Sementara indeks 45 saham unggulan (LQ45) melemah 4,38 poin (0,63 persen) ke level 687,13.

Kepala Riset Trust Securities Reza Priyambada mengatakan sentimen dari rencana pengurangan stimulus The Federal Reserve Amerika Serikat menjelang rapat Federal Open Market Committee (FOMC) pekan ini masih menjadi penghalang penguatan bursa saham domestik.

"Pelaku pasar lebih memilih untuk menahan diri dengan kecenderungan mengampil posisi jual saham sehingga laju bursa saham masih di area negatif," kata dia.

Ia menambahkan, optimisme yang terlihat dari rencana peningkatan belanja modal korporasi tahun 2014 juga kurang mampu memberikan sentimen positif pada IHSG BEI.

"Laju IHSG semakin menunjukkan pelemahannya seiring maraknya aksi jual. Belum adanya tanda-tanda kebangkitan membuat IHSG terperangkap dalam negatif," katanya.
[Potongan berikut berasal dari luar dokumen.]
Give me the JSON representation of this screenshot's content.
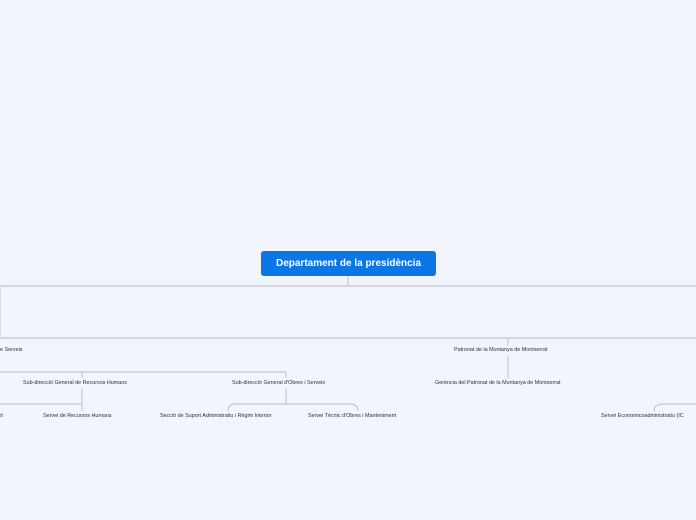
{
  "root": {
    "label": "Departament de la presidència"
  },
  "nodes": {
    "serveis_partial": "e Serveis",
    "rrhh": "Sub-direcció General de Recursos Humans",
    "obres": "Sub-direcció General d'Obres i Serveis",
    "patronat": "Patronat de la Muntanya de Montserrat",
    "gerencia": "Gerència del Patronat de la Muntanya de Montserrat",
    "partial_left": "ó",
    "servei_rrhh": "Servei de Recursos Humans",
    "seccio_suport": "Secció de Suport Administratiu i Règim Interior",
    "servei_tecnic": "Servei Tècnic d'Obres i Manteniment",
    "servei_econ": "Servei Economicoadministratiu (IC"
  },
  "colors": {
    "background": "#f3f5fd",
    "root_fill": "#0b76e6",
    "root_text": "#ffffff",
    "connector": "#c3c8d6",
    "topic_text": "#2a2f3a"
  }
}
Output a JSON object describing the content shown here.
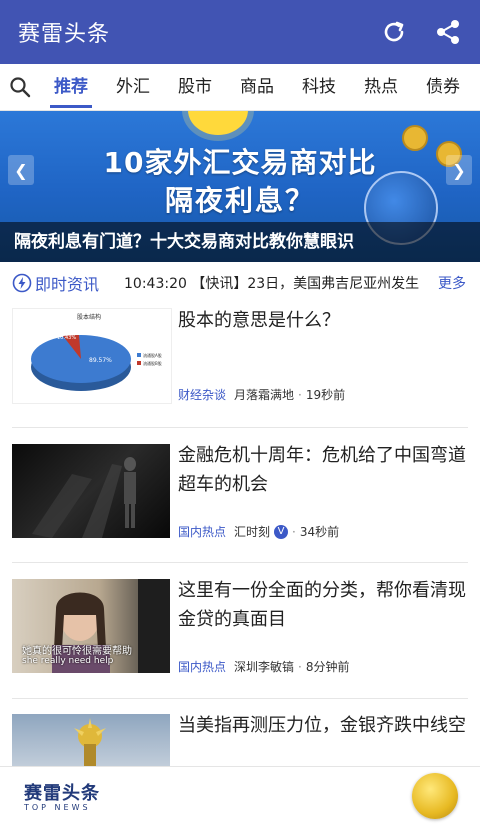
{
  "app": {
    "title": "赛雷头条"
  },
  "tabs": [
    "推荐",
    "外汇",
    "股市",
    "商品",
    "科技",
    "热点",
    "债券"
  ],
  "banner": {
    "headline_line1": "10家外汇交易商对比",
    "headline_line2": "隔夜利息？",
    "caption": "隔夜利息有门道？十大交易商对比教你慧眼识"
  },
  "ticker": {
    "label": "即时资讯",
    "text": "10:43:20 【快讯】23日，美国弗吉尼亚州发生",
    "more": "更多"
  },
  "news": [
    {
      "headline": "股本的意思是什么？",
      "category": "财经杂谈",
      "author": "月落霜满地",
      "time": "19秒前",
      "thumb": {
        "type": "pie-chart",
        "title": "股本结构",
        "big_label": "89.57%",
        "small_label": "10.43%",
        "legend": [
          "流通股A股",
          "流通股B股"
        ]
      }
    },
    {
      "headline": "金融危机十周年：危机给了中国弯道超车的机会",
      "category": "国内热点",
      "author": "汇时刻",
      "verified": "V",
      "time": "34秒前",
      "thumb": {
        "type": "dark-photo"
      }
    },
    {
      "headline": "这里有一份全面的分类，帮你看清现金贷的真面目",
      "category": "国内热点",
      "author": "深圳李敏镐",
      "time": "8分钟前",
      "thumb": {
        "type": "portrait",
        "sub_cn": "她真的很可怜很需要帮助",
        "sub_en": "she really need help"
      }
    },
    {
      "headline": "当美指再测压力位，金银齐跌中线空",
      "thumb": {
        "type": "statue"
      }
    }
  ],
  "bottom": {
    "logo_main": "赛雷头条",
    "logo_sub": "TOP NEWS"
  },
  "colors": {
    "primary": "#4154b3",
    "accent": "#3c59c7"
  }
}
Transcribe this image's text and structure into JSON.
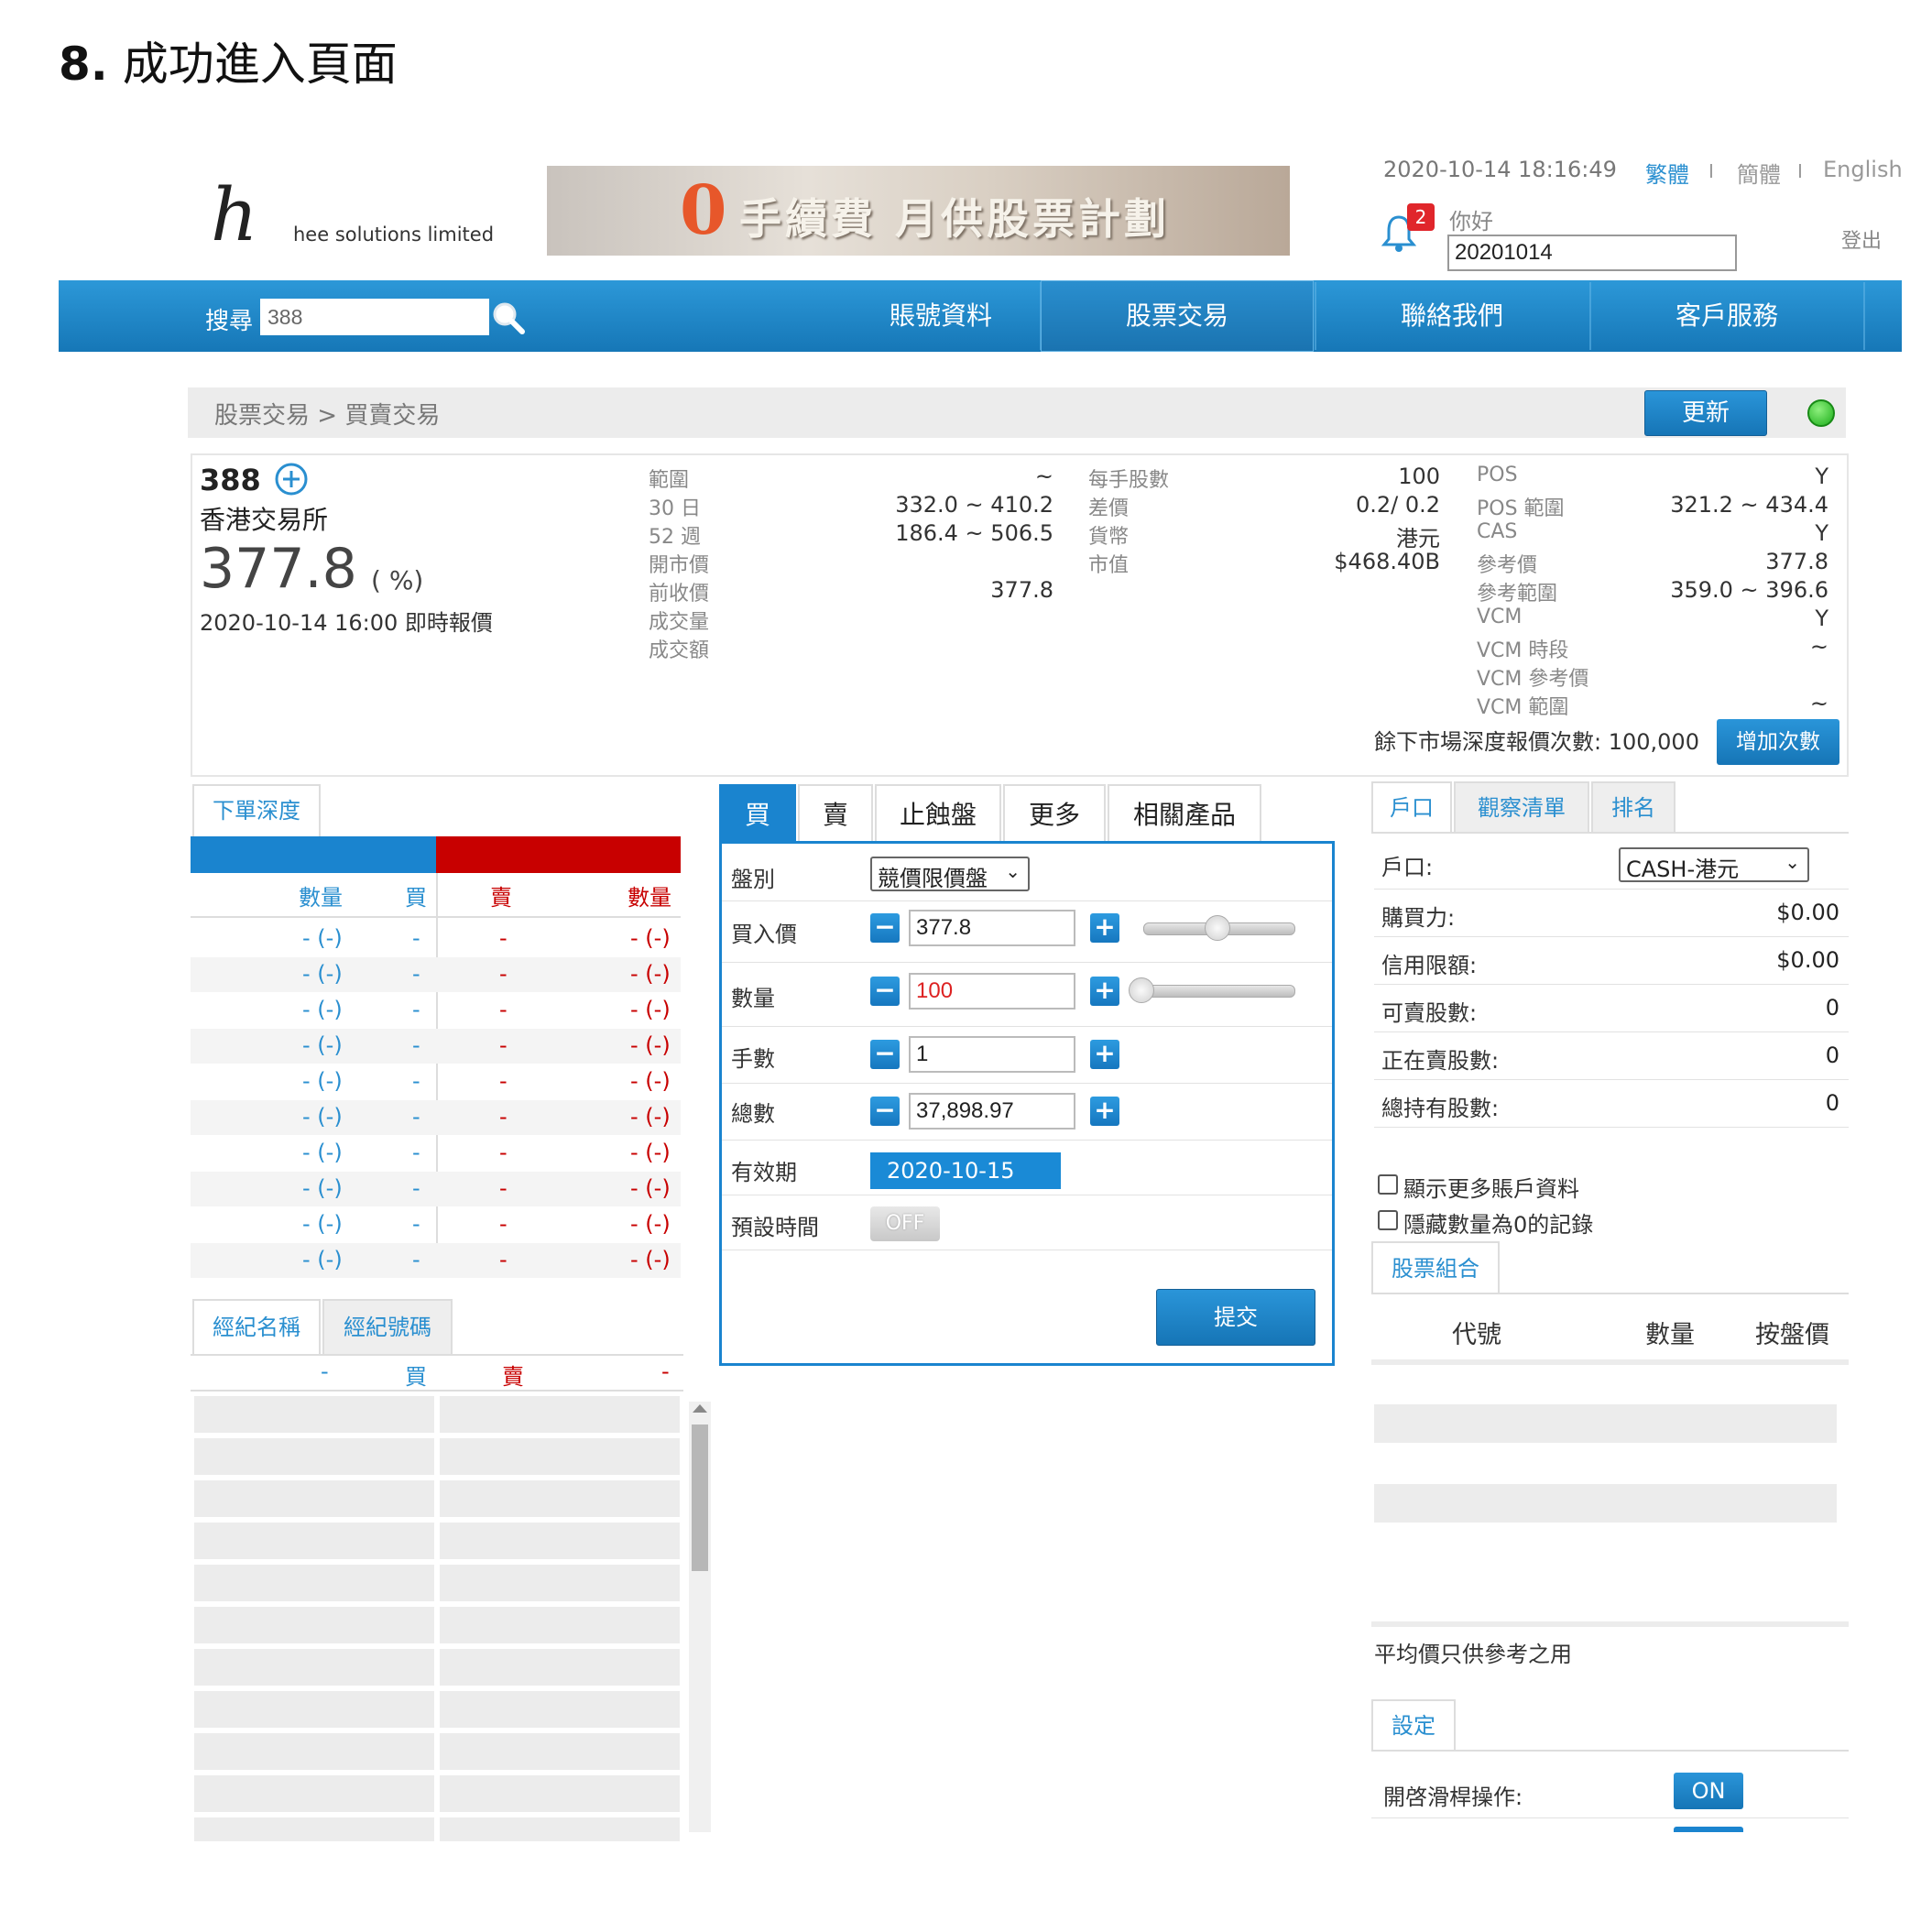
{
  "doc": {
    "step": "8.",
    "title": "成功進入頁面"
  },
  "header": {
    "logo_mark": "h",
    "logo_text": "hee solutions limited",
    "banner_zero": "0",
    "banner_text": "手續費 月供股票計劃",
    "datetime": "2020-10-14 18:16:49",
    "lang_trad": "繁體",
    "lang_simp": "簡體",
    "lang_en": "English",
    "sep": "I",
    "notif_count": "2",
    "greeting": "你好",
    "account_no": "20201014",
    "logout": "登出"
  },
  "nav": {
    "search_label": "搜尋",
    "search_value": "388",
    "items": [
      "賬號資料",
      "股票交易",
      "聯絡我們",
      "客戶服務"
    ]
  },
  "breadcrumb": {
    "text": "股票交易 > 買賣交易",
    "refresh": "更新"
  },
  "quote": {
    "code": "388",
    "exchange": "香港交易所",
    "price": "377.8",
    "pct": "(  %)",
    "time": "2020-10-14 16:00 即時報價",
    "col1": [
      {
        "label": "範圍",
        "value": "~"
      },
      {
        "label": "30 日",
        "value": "332.0 ~ 410.2"
      },
      {
        "label": "52 週",
        "value": "186.4 ~ 506.5"
      },
      {
        "label": "開市價",
        "value": ""
      },
      {
        "label": "前收價",
        "value": "377.8"
      },
      {
        "label": "成交量",
        "value": ""
      },
      {
        "label": "成交額",
        "value": ""
      }
    ],
    "col2": [
      {
        "label": "每手股數",
        "value": "100"
      },
      {
        "label": "差價",
        "value": "0.2/ 0.2"
      },
      {
        "label": "貨幣",
        "value": "港元"
      },
      {
        "label": "市值",
        "value": "$468.40B"
      }
    ],
    "col3": [
      {
        "label": "POS",
        "value": "Y"
      },
      {
        "label": "POS 範圍",
        "value": "321.2 ~ 434.4"
      },
      {
        "label": "CAS",
        "value": "Y"
      },
      {
        "label": "參考價",
        "value": "377.8"
      },
      {
        "label": "參考範圍",
        "value": "359.0 ~ 396.6"
      },
      {
        "label": "VCM",
        "value": "Y"
      },
      {
        "label": "VCM 時段",
        "value": "~"
      },
      {
        "label": "VCM 參考價",
        "value": ""
      },
      {
        "label": "VCM 範圍",
        "value": "~"
      }
    ],
    "remaining": "餘下市場深度報價次數: 100,000",
    "add_btn": "增加次數"
  },
  "depth": {
    "tab": "下單深度",
    "headers": {
      "qty_bid": "數量",
      "bid": "買",
      "ask": "賣",
      "qty_ask": "數量"
    },
    "rows": [
      {
        "bq": "- (-)",
        "b": "-",
        "a": "-",
        "aq": "- (-)"
      },
      {
        "bq": "- (-)",
        "b": "-",
        "a": "-",
        "aq": "- (-)"
      },
      {
        "bq": "- (-)",
        "b": "-",
        "a": "-",
        "aq": "- (-)"
      },
      {
        "bq": "- (-)",
        "b": "-",
        "a": "-",
        "aq": "- (-)"
      },
      {
        "bq": "- (-)",
        "b": "-",
        "a": "-",
        "aq": "- (-)"
      },
      {
        "bq": "- (-)",
        "b": "-",
        "a": "-",
        "aq": "- (-)"
      },
      {
        "bq": "- (-)",
        "b": "-",
        "a": "-",
        "aq": "- (-)"
      },
      {
        "bq": "- (-)",
        "b": "-",
        "a": "-",
        "aq": "- (-)"
      },
      {
        "bq": "- (-)",
        "b": "-",
        "a": "-",
        "aq": "- (-)"
      },
      {
        "bq": "- (-)",
        "b": "-",
        "a": "-",
        "aq": "- (-)"
      }
    ],
    "broker_tabs": [
      "經紀名稱",
      "經紀號碼"
    ],
    "broker_hdr": {
      "l": "-",
      "bid": "買",
      "ask": "賣",
      "r": "-"
    }
  },
  "order": {
    "tabs": [
      "買",
      "賣",
      "止蝕盤",
      "更多",
      "相關產品"
    ],
    "type_label": "盤別",
    "type_value": "競價限價盤",
    "price_label": "買入價",
    "price_value": "377.8",
    "qty_label": "數量",
    "qty_value": "100",
    "lots_label": "手數",
    "lots_value": "1",
    "total_label": "總數",
    "total_value": "37,898.97",
    "expiry_label": "有效期",
    "expiry_value": "2020-10-15",
    "preset_label": "預設時間",
    "preset_value": "OFF",
    "submit": "提交",
    "minus": "−",
    "plus": "+"
  },
  "account": {
    "tabs": [
      "戶口",
      "觀察清單",
      "排名"
    ],
    "acct_label": "戶口:",
    "acct_value": "CASH-港元",
    "rows": [
      {
        "label": "購買力:",
        "value": "$0.00"
      },
      {
        "label": "信用限額:",
        "value": "$0.00"
      },
      {
        "label": "可賣股數:",
        "value": "0"
      },
      {
        "label": "正在賣股數:",
        "value": "0"
      },
      {
        "label": "總持有股數:",
        "value": "0"
      }
    ],
    "check1": "顯示更多賬戶資料",
    "check2": "隱藏數量為0的記錄",
    "portfolio_tab": "股票組合",
    "port_headers": [
      "代號",
      "數量",
      "按盤價"
    ],
    "note": "平均價只供參考之用",
    "settings_tab": "設定",
    "slider_label": "開啓滑桿操作:",
    "slider_value": "ON"
  },
  "colors": {
    "primary": "#1a84cf",
    "ask_red": "#c80000",
    "link": "#2a8fd0"
  }
}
Reza memperkirakan, IHSG BEI akan berada pada level 4.150-4.215 poin pada perdagangan hari ini.

Di bursa regional, indeks Hang Seng melemah 108,81 poin (0,47 persen) ke level 23.137,15; indeks Nikkei-225 turun 73,14 poin (0,47 persen) ke level 15.329,97 dan Straits Times melemah 5,29 poin (0,17 persen) ke posisi 3.060,73.